What are some upcoming trends?

Reality-based fiction is certainly the trend for YA. Teens want to read about other kids going through things they can relate to—granted these situations are often heightened for dramatic impact. For middle-grade, kids are crazy about graphic novels and heavily illustrated novels. And I don’t blame them—there is so much good stuff in the genres. From Cece Bell’s El Deafo (which was the first graphic novel to receive a Newbery—yeah!) to Smile to Diary of a Wimpy Kid, both girls and boys are reading and rereading these books. What I love about this genre is that it seems to be gender-neutral. Nine-year-old boys are reading Smile and Zita the Spacegirl. If it’s a good, action-packed story, it doesn’t seem to matter if it’s about a boy or a girl.

Superfun nonfiction will continue to grow and grow. Kids love facts and figures and weird tidbits of miscellany. The focus Common Core has on nonfiction will encourage more nonfiction sales both in the classroom as well as in the bookstore. Our Nathan Hale’s Hazardous Tales is really hitting its stride. Hale takes on juicy parts of history and makes them very readable. I’m looking forward to his spring book on the Alamo.

What book/genre/topic would you like to see cross your transom?

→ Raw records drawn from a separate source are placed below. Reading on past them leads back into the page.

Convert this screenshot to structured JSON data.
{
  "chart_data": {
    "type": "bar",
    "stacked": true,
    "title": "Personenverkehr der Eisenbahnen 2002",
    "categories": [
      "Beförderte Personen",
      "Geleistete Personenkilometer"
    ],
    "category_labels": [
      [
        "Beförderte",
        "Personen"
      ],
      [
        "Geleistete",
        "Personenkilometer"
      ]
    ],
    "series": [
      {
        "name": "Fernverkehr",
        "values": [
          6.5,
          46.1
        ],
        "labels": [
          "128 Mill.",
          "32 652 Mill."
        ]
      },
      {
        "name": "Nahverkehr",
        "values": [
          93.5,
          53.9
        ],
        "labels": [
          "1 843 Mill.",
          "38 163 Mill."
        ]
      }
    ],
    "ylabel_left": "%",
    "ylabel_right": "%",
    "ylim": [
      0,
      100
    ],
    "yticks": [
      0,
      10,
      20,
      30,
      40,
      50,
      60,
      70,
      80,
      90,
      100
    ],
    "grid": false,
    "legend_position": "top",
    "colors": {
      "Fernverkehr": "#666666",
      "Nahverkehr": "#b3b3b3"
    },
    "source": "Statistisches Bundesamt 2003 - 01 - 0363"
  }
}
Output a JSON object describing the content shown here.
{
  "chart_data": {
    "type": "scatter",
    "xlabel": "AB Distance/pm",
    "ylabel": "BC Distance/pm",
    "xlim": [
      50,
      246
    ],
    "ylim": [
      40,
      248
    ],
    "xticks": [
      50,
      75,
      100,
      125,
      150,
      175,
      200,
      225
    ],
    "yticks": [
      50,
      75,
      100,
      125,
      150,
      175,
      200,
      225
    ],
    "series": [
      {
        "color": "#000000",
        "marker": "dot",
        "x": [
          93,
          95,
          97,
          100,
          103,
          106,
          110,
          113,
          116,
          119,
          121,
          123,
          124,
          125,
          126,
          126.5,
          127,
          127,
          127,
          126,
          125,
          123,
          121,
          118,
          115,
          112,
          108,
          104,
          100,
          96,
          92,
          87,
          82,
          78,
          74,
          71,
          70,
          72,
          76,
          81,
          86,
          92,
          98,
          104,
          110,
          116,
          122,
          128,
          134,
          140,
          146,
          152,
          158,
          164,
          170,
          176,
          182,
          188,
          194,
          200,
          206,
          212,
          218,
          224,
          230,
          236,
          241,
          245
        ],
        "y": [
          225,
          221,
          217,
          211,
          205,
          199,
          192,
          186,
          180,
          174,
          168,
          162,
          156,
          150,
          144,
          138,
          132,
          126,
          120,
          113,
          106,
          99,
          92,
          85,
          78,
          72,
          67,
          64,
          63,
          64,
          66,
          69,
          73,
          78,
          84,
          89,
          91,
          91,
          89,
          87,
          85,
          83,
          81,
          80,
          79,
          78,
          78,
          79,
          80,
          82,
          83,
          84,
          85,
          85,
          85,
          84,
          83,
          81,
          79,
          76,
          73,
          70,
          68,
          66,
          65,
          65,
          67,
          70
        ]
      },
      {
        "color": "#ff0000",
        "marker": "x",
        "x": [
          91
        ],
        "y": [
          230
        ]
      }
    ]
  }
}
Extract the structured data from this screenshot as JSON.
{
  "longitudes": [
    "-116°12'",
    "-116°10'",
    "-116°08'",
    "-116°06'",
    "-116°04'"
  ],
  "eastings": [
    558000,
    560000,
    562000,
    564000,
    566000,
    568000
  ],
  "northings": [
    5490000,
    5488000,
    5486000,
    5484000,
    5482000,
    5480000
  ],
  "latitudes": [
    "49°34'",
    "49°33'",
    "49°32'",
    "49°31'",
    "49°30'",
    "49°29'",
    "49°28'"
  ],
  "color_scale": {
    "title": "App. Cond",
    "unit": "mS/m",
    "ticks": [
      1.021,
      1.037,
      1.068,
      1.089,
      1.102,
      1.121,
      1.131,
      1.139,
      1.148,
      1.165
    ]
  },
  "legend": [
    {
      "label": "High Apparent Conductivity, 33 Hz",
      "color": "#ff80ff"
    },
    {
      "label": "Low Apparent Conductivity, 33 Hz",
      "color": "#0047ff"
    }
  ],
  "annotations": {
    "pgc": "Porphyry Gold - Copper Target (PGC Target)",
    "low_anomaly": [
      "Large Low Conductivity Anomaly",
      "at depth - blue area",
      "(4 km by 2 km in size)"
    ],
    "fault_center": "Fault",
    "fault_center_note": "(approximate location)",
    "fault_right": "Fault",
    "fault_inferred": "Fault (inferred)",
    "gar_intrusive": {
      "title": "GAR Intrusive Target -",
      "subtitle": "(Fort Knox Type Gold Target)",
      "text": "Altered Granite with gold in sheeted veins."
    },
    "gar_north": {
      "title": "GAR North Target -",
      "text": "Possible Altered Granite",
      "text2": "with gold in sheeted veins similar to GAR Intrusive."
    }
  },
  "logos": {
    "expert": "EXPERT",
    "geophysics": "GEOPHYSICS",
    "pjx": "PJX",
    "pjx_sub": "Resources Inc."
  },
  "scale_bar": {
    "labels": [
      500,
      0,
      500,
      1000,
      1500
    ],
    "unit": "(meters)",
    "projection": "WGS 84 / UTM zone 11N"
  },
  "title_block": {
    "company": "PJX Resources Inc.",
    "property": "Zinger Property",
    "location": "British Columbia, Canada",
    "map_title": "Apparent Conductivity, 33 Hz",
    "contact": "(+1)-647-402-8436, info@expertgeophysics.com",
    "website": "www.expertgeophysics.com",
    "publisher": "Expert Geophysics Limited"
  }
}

To jump on the #weneedmorediverse books bandwagon, I want more diverse books! And adding a token gay character or Asian friend isn’t enough. I want children’s literature to reflect the world in which kids live—a world of kids of all color from all types of families from every socioeconomic background in every corner of our planet. The books shouldn’t be overly didactic or message-heavy. Kids want to see themselves reflected in books, and it’s our responsibility to make that happen. *Stepping off my soapbox*

Another trend from my childhood that I’d love to see return is the horror novels of the late ’80s. I’m thinking Christopher Pike or Lois Duncan. I loved those books when I was younger. They were reality-based but heightened with a crazed killer or random haunting.

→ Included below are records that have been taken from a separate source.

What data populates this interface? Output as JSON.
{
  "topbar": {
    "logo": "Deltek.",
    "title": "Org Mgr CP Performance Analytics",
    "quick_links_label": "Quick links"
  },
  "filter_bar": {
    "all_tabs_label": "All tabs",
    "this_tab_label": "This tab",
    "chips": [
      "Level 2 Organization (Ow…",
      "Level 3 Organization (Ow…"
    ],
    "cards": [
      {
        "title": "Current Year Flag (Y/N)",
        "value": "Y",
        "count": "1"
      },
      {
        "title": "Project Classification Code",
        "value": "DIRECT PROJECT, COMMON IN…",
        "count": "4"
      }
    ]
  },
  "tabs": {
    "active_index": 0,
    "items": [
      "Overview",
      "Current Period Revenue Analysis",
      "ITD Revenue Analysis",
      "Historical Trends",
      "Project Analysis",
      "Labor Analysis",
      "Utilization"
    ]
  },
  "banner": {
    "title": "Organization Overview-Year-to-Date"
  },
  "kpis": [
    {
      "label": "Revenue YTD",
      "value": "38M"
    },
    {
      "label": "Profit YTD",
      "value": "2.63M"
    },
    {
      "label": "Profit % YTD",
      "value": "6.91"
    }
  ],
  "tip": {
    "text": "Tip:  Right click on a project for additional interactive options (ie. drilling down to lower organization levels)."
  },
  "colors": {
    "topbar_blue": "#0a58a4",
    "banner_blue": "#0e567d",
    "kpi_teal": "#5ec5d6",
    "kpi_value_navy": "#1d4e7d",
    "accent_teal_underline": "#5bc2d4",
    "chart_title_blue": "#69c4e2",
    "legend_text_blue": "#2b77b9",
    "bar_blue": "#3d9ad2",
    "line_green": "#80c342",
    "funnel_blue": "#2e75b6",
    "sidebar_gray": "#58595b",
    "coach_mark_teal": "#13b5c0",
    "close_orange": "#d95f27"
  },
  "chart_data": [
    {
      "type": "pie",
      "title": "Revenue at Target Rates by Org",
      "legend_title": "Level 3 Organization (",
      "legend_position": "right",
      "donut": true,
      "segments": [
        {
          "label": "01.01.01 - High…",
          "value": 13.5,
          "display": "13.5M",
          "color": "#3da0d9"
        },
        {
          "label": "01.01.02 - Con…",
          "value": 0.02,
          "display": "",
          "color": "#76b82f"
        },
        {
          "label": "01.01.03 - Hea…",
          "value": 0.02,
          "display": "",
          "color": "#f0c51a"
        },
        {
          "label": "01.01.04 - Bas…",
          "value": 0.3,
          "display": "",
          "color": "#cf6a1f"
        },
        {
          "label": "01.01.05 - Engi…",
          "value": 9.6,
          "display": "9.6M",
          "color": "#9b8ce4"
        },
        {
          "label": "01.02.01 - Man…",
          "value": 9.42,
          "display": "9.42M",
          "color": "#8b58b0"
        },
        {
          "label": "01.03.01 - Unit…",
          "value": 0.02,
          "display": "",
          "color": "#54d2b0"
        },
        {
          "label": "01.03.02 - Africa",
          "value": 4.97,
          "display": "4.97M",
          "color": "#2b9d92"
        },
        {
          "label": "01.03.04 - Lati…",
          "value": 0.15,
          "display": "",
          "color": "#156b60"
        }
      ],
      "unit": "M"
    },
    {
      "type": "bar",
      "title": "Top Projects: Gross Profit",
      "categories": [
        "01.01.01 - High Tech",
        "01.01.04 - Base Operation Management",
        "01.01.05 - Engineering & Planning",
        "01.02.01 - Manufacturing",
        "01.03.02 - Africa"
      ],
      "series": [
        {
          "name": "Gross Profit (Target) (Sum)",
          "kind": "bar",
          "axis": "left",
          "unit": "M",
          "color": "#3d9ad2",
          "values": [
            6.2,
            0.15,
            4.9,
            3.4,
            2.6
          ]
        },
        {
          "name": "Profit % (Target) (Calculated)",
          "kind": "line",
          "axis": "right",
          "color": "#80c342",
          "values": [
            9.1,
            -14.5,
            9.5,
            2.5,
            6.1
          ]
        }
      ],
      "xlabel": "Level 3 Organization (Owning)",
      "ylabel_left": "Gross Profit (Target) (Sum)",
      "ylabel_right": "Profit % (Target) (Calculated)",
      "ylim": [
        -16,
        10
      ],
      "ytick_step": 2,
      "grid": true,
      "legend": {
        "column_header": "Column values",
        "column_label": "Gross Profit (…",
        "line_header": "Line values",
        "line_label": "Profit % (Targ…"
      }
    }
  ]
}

As an aside, I asked my kids this question. My 8-year-old said: a graphic novel about cats or a novel about cats. And my 4-year-old said: a book about “boo-boos.”

What topic don’t you ever want to see again?

Trilogies about dystopian societies or books about dystopia or just plain old trilogies.

What is unique about your corner of the industry?

Abrams began over 65 years ago as an art book publisher. Beautiful, well-designed books are in our blood. Our books have brains and beauty—great content and gorgeous packages. We publish books that people want to physically hold in their hands and give as gifts. When advances come in, people will ooh and aah over the finished product. We even have a sales manager who will smell them—she loves the smell of a freshly printed book. Abrams has a passion for books.

Jody Mosley is the associate publisher of Abrams Books, Children’s Division. Prior to this position, she was the director of special markets. Jody has held sales positions at Hachette, MacMillan, and Random House. Having just finished reading every single novel on Abram’s amazing spring 2016 list, she’s now reading Colson Whitehead’s Sag Harbor and wondering if he’d ever take a stab at YA.